We must not let perfect become the enemy of good

The Lion thought it might be as well to frighten the Wizard, so he gave a large, loud roar, which was so fierce and dreadful that Toto jumped away from him in alarm and tipped over the screen that stood in a corner. As it fell with a crash they looked that way, and the next moment all of them were filled with wonder.

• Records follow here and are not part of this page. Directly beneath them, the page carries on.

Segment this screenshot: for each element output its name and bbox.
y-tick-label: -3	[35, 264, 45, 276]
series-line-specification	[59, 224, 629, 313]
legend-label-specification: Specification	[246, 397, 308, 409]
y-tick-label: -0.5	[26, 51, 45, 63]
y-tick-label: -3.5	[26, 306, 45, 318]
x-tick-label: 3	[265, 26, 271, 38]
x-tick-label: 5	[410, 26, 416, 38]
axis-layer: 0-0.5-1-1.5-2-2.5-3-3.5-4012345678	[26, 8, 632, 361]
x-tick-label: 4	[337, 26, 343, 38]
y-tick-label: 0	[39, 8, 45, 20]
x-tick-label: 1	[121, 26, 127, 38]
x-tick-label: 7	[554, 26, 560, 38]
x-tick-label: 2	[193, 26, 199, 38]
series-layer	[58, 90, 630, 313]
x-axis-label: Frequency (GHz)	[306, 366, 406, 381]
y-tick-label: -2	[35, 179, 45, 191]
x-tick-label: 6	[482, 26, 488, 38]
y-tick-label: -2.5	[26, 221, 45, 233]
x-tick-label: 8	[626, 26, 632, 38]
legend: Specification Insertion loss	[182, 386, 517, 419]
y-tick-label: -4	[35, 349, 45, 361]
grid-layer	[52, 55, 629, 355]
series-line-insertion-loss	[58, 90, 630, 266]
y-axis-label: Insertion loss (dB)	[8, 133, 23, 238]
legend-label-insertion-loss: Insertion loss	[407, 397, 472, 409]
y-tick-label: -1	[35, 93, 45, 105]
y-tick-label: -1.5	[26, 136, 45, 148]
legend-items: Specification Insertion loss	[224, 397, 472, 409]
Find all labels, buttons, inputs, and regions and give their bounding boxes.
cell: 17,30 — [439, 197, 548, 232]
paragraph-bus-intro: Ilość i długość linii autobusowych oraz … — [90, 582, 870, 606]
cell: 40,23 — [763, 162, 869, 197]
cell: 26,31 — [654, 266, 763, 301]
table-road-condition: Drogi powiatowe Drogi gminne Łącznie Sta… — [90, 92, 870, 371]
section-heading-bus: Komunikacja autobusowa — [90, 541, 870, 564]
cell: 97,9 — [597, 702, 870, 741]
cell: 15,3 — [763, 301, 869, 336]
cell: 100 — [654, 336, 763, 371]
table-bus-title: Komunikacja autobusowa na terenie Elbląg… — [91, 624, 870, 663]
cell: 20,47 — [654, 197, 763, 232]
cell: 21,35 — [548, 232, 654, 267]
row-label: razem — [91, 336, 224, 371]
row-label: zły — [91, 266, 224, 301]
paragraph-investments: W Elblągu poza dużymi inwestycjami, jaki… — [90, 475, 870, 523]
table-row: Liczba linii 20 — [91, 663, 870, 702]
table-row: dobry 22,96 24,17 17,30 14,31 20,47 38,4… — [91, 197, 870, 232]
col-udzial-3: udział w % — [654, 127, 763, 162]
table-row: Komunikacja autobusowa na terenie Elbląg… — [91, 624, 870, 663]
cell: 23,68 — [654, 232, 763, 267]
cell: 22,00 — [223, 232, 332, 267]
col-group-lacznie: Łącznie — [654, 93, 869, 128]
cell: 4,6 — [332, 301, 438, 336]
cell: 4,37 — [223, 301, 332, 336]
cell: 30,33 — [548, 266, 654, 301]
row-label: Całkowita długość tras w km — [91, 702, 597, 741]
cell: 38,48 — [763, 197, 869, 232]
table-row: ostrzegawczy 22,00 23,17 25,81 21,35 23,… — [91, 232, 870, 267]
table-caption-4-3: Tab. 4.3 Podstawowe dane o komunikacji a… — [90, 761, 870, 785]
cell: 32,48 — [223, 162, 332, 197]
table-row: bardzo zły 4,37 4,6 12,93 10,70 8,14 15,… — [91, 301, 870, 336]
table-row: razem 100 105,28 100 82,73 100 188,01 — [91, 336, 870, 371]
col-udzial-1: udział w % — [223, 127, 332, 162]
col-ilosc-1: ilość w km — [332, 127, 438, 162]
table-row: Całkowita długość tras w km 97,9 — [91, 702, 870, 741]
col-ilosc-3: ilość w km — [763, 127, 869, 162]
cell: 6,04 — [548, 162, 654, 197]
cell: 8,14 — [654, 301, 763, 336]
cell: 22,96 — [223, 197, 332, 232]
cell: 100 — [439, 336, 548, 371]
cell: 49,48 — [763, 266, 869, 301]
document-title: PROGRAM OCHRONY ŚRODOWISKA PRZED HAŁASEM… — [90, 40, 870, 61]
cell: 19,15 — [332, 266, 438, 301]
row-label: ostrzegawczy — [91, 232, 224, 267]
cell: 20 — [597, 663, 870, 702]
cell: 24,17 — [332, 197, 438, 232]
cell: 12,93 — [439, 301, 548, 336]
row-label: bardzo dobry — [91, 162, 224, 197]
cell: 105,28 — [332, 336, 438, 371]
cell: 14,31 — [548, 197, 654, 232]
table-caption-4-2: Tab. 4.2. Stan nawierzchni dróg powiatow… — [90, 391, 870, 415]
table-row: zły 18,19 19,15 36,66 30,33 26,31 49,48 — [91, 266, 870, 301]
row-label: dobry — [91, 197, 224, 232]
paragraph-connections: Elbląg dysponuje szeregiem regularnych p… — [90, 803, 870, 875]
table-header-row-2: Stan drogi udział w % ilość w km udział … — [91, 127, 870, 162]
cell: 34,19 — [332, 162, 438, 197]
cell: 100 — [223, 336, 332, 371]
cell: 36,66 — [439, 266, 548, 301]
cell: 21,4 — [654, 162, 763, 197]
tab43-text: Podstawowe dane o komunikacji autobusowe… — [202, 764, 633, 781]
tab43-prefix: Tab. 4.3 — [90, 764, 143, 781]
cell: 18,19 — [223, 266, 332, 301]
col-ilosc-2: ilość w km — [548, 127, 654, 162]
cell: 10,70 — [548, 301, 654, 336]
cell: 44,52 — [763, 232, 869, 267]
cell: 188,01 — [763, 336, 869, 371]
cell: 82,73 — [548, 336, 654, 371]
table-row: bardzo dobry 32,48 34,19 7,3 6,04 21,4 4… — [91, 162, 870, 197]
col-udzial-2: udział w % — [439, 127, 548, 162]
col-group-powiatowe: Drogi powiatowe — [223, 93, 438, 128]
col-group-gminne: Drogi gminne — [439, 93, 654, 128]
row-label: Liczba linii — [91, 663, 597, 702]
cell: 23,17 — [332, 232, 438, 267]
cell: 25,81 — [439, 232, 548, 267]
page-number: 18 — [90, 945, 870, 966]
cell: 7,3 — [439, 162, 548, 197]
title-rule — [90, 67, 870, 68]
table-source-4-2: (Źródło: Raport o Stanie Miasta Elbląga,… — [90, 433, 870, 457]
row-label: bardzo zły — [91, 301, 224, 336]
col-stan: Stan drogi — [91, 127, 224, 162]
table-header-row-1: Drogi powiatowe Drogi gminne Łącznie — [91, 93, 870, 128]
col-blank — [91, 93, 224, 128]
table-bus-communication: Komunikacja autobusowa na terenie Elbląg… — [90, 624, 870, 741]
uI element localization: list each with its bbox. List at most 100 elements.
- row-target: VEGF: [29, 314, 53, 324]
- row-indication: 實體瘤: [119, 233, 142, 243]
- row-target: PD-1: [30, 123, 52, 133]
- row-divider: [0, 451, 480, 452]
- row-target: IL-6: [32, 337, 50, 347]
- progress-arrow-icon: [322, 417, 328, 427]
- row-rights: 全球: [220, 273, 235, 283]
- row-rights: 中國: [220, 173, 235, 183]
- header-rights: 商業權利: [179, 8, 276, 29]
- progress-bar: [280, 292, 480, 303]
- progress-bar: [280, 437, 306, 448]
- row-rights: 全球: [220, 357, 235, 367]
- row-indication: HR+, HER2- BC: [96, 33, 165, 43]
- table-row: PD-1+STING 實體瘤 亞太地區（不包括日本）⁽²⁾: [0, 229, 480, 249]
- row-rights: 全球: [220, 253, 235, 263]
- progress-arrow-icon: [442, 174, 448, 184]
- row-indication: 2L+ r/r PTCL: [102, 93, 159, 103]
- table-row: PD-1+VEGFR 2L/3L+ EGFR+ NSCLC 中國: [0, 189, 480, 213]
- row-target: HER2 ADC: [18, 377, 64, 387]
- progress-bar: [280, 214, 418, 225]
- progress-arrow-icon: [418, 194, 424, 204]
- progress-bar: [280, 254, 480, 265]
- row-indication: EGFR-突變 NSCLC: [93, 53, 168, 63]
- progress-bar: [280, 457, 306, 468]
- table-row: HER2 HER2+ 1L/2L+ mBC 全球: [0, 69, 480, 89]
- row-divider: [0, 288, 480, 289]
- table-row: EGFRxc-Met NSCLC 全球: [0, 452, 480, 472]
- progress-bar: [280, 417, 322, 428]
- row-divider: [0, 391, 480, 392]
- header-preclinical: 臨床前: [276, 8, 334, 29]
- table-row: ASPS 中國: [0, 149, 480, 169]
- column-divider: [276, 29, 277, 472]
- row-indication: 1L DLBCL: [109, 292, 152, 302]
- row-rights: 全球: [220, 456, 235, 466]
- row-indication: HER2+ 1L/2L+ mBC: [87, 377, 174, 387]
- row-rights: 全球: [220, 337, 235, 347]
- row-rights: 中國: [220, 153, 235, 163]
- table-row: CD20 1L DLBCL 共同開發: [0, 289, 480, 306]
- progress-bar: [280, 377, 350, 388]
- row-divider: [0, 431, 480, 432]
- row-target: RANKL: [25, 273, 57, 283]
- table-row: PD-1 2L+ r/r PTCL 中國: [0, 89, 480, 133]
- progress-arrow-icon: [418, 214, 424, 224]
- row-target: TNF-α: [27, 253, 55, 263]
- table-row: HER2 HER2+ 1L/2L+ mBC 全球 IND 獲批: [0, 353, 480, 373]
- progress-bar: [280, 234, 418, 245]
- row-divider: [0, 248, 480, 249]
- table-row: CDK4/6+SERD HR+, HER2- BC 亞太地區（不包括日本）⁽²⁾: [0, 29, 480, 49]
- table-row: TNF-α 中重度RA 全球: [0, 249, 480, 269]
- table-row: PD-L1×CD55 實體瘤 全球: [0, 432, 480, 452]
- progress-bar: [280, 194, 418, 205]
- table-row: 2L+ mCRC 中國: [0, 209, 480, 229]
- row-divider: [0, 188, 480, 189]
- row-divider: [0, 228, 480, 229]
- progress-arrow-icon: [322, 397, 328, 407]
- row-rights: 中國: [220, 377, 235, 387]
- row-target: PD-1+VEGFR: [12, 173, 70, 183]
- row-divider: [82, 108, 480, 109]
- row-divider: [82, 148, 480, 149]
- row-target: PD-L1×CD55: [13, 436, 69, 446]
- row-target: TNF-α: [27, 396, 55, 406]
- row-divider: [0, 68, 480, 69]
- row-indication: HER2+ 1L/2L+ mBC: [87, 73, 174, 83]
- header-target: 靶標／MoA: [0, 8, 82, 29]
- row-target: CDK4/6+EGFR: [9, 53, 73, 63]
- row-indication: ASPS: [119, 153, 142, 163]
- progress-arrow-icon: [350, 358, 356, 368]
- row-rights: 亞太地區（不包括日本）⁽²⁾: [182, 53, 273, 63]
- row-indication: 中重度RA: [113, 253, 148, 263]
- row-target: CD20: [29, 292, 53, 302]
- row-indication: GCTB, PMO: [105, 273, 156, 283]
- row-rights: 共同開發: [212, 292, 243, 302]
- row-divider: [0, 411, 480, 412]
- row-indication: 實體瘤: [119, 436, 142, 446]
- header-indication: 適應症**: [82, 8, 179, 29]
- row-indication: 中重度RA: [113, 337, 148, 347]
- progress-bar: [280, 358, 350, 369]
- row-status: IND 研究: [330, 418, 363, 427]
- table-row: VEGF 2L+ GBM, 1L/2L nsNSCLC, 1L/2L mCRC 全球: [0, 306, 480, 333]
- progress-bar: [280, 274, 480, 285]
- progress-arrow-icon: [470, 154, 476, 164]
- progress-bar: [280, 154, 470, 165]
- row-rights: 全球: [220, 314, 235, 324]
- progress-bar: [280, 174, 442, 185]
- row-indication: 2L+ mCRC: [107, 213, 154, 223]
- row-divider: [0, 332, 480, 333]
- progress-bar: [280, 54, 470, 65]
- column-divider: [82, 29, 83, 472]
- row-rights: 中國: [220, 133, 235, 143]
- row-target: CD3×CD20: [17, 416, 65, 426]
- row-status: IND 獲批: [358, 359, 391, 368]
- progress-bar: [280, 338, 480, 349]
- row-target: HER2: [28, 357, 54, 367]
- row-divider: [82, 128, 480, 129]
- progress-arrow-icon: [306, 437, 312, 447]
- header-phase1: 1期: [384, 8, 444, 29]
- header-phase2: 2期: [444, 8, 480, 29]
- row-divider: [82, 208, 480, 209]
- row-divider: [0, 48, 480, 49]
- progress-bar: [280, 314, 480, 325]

For they saw, standing in just the spot the screen had hidden, a little, old man, with a bald head and a wrinkled face, who seemed to be as much surprised as they were.1

I expect to hear one particular refrain echo repeatedly in the halls of Westminster, and in lobbying meetings, throughout the passage of the Online Safety Bill and related matters:

“we must not let ‘perfect’ become the enemy of ‘good’”

It’s a wonderful phrase for legislators and lobbyists alike, since it can be used to brush aside a whole multitude of criticisms and concerns without recognising their validity, let alone addressing them.

This curt, dismissive sentence acts as both a shield and a sword.


As a shield, it’s an embodiment of a “that’ll do” approach. This is good enough.

It’s a phrase behind which people “spinning a line” to sell their services can hide, rather than answering difficult questions.

It’s an embodiment of the “we must do something, and this is something, so we must do it” thinking.


As a sword, it is a phrase which can be deployed to silence dissent, or paint critics as the enemy of progress.

Rather than welcoming, with open arms, careful expert scrutiny, the phrase can be wielded to smite criticisms aside, rather than taking them seriously and addressing them.

It’s a “screeching voices of the minority” tactic, attacking back rather than focussing on the substance.

Darned nerds. If only they’d #NerdHarder, rather than peering behind the screen.

But if you’ve promised a terrible and powerful wizard, don’t try to justify giving us a wrinkled little old man instead.